Erdogan und die Regierung von Ministerpräsident Ahmet Davutoglu sehen die Korruptionsvorwürfe als Teil einer Verschwörung der Bewegung des islamischen Predigers Fethullah Gülen. Eine Anklage gegen die Ex-Minister durch das Parlament würde diese These ins Wanken bringen. Erdogan forderte deshalb vom Untersuchungsausschuss einen Freispruch für die Ex-Minister, wie türkische Medien berichteten.

Unter den AKP-Mitgliedern im Ausschuss gab es laut Medienberichten aber Widerstand dagegen; Gutachter hatten in dem Gremium unter anderen von erheblichen Vermögenszuwächsen bei den beschuldigten Ex-Ministern gesprochen.
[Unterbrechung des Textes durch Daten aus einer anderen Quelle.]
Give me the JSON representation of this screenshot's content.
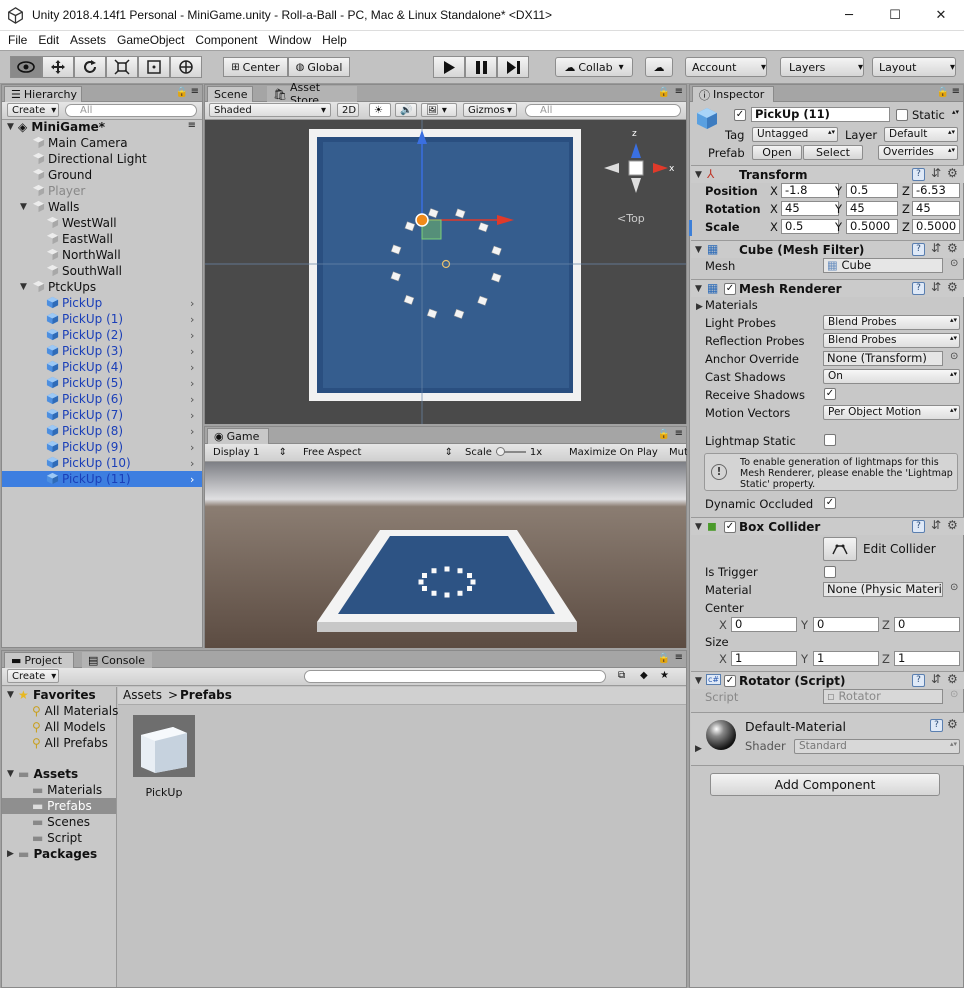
{
  "window": {
    "title": "Unity 2018.4.14f1 Personal - MiniGame.unity - Roll-a-Ball - PC, Mac & Linux Standalone* <DX11>",
    "minimize": "─",
    "maximize": "☐",
    "close": "✕"
  },
  "menu": [
    "File",
    "Edit",
    "Assets",
    "GameObject",
    "Component",
    "Window",
    "Help"
  ],
  "toolbar": {
    "center": "Center",
    "global": "Global",
    "collab": "Collab",
    "account": "Account",
    "layers": "Layers",
    "layout": "Layout"
  },
  "hierarchy": {
    "tab": "Hierarchy",
    "create": "Create",
    "search_placeholder": "All",
    "scene": "MiniGame*",
    "items": [
      "Main Camera",
      "Directional Light",
      "Ground",
      "Player",
      "Walls",
      "WestWall",
      "EastWall",
      "NorthWall",
      "SouthWall",
      "PtckUps",
      "PickUp",
      "PickUp (1)",
      "PickUp (2)",
      "PickUp (3)",
      "PickUp (4)",
      "PickUp (5)",
      "PickUp (6)",
      "PickUp (7)",
      "PickUp (8)",
      "PickUp (9)",
      "PickUp (10)",
      "PickUp (11)"
    ]
  },
  "scene": {
    "tab": "Scene",
    "tab2": "Asset Store",
    "shaded": "Shaded",
    "mode2d": "2D",
    "gizmos": "Gizmos",
    "search_placeholder": "All",
    "view_label": "Top",
    "axis_x": "x",
    "axis_z": "z"
  },
  "game": {
    "tab": "Game",
    "display": "Display 1",
    "aspect": "Free Aspect",
    "scale_label": "Scale",
    "scale_value": "1x",
    "maximize": "Maximize On Play",
    "mute": "Mut"
  },
  "project": {
    "tab": "Project",
    "tab2": "Console",
    "create": "Create",
    "favorites": "Favorites",
    "fav_items": [
      "All Materials",
      "All Models",
      "All Prefabs"
    ],
    "assets": "Assets",
    "asset_items": [
      "Materials",
      "Prefabs",
      "Scenes",
      "Script"
    ],
    "packages": "Packages",
    "breadcrumb_root": "Assets",
    "breadcrumb_sep": ">",
    "breadcrumb_current": "Prefabs",
    "asset_file": "PickUp"
  },
  "inspector": {
    "tab": "Inspector",
    "name": "PickUp (11)",
    "static_label": "Static",
    "tag_label": "Tag",
    "tag_value": "Untagged",
    "layer_label": "Layer",
    "layer_value": "Default",
    "prefab_label": "Prefab",
    "open": "Open",
    "select": "Select",
    "overrides": "Overrides",
    "transform": {
      "title": "Transform",
      "position_label": "Position",
      "rotation_label": "Rotation",
      "scale_label": "Scale",
      "x": "X",
      "y": "Y",
      "z": "Z",
      "position": [
        "-1.8",
        "0.5",
        "-6.53"
      ],
      "rotation": [
        "45",
        "45",
        "45"
      ],
      "scale": [
        "0.5",
        "0.5000",
        "0.5000"
      ]
    },
    "mesh_filter": {
      "title": "Cube (Mesh Filter)",
      "mesh_label": "Mesh",
      "mesh_value": "Cube"
    },
    "mesh_renderer": {
      "title": "Mesh Renderer",
      "materials": "Materials",
      "light_probes_label": "Light Probes",
      "light_probes": "Blend Probes",
      "reflection_probes_label": "Reflection Probes",
      "reflection_probes": "Blend Probes",
      "anchor_label": "Anchor Override",
      "anchor": "None (Transform)",
      "cast_label": "Cast Shadows",
      "cast": "On",
      "receive_label": "Receive Shadows",
      "motion_label": "Motion Vectors",
      "motion": "Per Object Motion",
      "lightmap_label": "Lightmap Static",
      "info": "To enable generation of lightmaps for this Mesh Renderer, please enable the 'Lightmap Static' property.",
      "dynamic_label": "Dynamic Occluded"
    },
    "box_collider": {
      "title": "Box Collider",
      "edit": "Edit Collider",
      "trigger_label": "Is Trigger",
      "material_label": "Material",
      "material": "None (Physic Materi",
      "center_label": "Center",
      "center": [
        "0",
        "0",
        "0"
      ],
      "size_label": "Size",
      "size": [
        "1",
        "1",
        "1"
      ]
    },
    "rotator": {
      "title": "Rotator (Script)",
      "script_label": "Script",
      "script": "Rotator"
    },
    "material": {
      "name": "Default-Material",
      "shader_label": "Shader",
      "shader": "Standard"
    },
    "add_component": "Add Component"
  }
}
Premier Davutoglu soll die Politiker gegen Erdogans Willen aufgefordert haben, sich selbst der Justiz zu stellen. Wegen der Unstimmigkeiten im Regierungslager wurde die ursprünglich für den 22. Dezember geplante Abstimmung im Untersuchungsausschuss auf Montag verschoben. 

Die Journalistin Asli Aydintasbas sagte im Nachrichtensender CNN-Türk, der Druck von oben auf die AKP-Mitglieder im Ausschuss habe am Ende den Ausschlag gegeben. Alle neun AKP-Mitglieder votierten gegen eine Anklage, fünf Oppositionspolitiker stimmten für einen Prozess gegen die Ex-Minister. Der Ausschussvorsitzende Hakki Köylü deutete an, dass die in einigen Tagen erwartete schriftliche Begründung der Entscheidung keine hundertprozentige Entlastung für die Ex-Minister bringen wird. 

Ohnehin kann das Plenum in den kommenden Wochen in geheimer Abstimmung eine Anklage gegen die Ex-Minister beschließen. Der Oppositionspolitiker Levent Gök sagte nach der Ausschussberatung, man setze im Plenum auf „aufrechte“ AKP-Abgeordnete. Die Opposition muss allerdings mindestens 52 AKP-Politiker auf ihre Seite ziehen, wenn sie Erdolg haben will. Unabhängig vom Ergebnis des Votums im Plenum ist abzusehen, dass die Korruptionsaffäre im kommenden Wahlkampf eine große Rolle spielen wird. 

Für einen Teil der Öffentlichkeit steht fest, dass es erhebliche Unregelmäßigkeiten gegeben hat. Während der Ausschuss am Montag über das Schicksal der Ex-Minister beriet, wurde bekannt, dass eine Firma des Geschäftsmanns Zarrab ein neues Flugzeug für 58 Millionen Dollar gekauft hat –dasselbe Unternehmen musste laut Oppositionsangaben zuletzt keinerlei Steuern zahlen.